Young also complained about a lack of quality food, with “no fresh fruits, etc.” and that “the kitchen is constantly running out of food. The portions keep getting smaller and smaller. If your unit is last to be called for (meals in the cafeteria area) you don’t get even half of what was supposed to be served.” 

Young has since been transferred to a prison in Danbury, Connecticut. 

Biron, a disbarred attorney who is serving 40 years for child pornography crimes, sent a four-page typed letter in March 2024 to numerous federal officials outlining her complaints about conditions at Hazelton and requesting an investigation. She has since been transferred to a prison in Tallahassee, Florida.  

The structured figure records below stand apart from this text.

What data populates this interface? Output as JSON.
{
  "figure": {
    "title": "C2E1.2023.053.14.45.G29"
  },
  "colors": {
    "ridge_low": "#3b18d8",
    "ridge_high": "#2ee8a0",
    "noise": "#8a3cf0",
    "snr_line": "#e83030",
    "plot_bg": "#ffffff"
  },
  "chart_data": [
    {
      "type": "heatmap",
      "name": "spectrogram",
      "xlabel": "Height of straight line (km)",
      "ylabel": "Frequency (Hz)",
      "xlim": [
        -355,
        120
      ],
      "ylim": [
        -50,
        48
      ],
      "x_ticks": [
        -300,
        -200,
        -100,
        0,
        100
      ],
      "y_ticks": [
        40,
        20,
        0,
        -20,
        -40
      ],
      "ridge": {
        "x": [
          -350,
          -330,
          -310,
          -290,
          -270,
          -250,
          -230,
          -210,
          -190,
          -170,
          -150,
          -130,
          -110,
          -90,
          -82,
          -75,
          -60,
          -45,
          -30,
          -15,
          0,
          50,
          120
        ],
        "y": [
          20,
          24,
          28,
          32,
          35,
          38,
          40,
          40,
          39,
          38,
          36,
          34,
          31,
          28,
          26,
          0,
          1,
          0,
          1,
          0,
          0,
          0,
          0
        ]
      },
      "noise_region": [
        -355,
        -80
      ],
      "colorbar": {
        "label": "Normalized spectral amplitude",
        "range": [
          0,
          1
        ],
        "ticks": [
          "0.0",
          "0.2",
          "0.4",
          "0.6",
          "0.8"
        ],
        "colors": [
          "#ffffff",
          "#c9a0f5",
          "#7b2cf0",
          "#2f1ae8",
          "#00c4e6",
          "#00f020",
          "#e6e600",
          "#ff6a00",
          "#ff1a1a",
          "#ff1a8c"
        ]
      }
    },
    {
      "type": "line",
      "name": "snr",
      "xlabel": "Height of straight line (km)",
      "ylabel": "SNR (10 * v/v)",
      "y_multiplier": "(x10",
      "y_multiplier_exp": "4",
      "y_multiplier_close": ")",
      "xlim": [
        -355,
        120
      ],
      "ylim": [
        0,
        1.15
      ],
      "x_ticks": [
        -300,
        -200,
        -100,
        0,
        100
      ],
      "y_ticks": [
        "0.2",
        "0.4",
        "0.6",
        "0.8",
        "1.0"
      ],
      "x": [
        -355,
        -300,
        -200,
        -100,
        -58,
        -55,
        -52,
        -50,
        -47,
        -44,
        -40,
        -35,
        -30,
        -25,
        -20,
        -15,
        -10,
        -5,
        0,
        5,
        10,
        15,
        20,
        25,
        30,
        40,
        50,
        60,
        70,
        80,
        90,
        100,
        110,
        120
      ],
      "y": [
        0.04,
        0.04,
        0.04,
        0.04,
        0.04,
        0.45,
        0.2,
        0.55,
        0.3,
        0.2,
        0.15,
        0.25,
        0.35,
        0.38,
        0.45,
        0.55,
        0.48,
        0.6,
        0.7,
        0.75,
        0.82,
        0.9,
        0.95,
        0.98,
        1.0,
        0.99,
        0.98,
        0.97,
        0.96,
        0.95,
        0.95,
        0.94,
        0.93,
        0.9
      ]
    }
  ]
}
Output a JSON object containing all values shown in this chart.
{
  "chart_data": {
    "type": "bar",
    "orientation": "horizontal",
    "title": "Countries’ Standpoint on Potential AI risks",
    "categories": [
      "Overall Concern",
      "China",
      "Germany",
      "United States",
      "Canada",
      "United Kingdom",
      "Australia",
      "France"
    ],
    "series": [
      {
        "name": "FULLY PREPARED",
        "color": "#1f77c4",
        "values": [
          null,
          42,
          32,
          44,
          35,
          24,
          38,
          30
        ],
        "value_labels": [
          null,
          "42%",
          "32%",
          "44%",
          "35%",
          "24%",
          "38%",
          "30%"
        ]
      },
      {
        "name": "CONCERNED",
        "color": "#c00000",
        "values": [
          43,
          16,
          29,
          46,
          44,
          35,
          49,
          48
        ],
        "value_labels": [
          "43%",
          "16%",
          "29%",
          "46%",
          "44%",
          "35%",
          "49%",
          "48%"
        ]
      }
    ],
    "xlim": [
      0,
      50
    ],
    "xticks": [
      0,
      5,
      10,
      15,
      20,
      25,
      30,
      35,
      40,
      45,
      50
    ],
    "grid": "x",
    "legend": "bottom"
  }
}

Biron alleged that Hazelton officials often reject inmate requests for ARs, or administrative remedies, “for wrong reasons, rather than working to address the issues …” Specific complaints included a purportedly passive-aggressive counsellor who Biron alleged takes pleasure in placing incompatible individuals together in two-women cells. Other complaints include the unavailability of properly fitting bras, extremely thin mattresses, inadequate time to eat meals, and a commissary that has “molded, expired food.”  

The male prisons, Biron alleged, get the pick of the best food before the women’s facility.  

Biron also complained of getting her last three haircuts utilizing mustache scissors due to the prison hair salon “having been closed for months.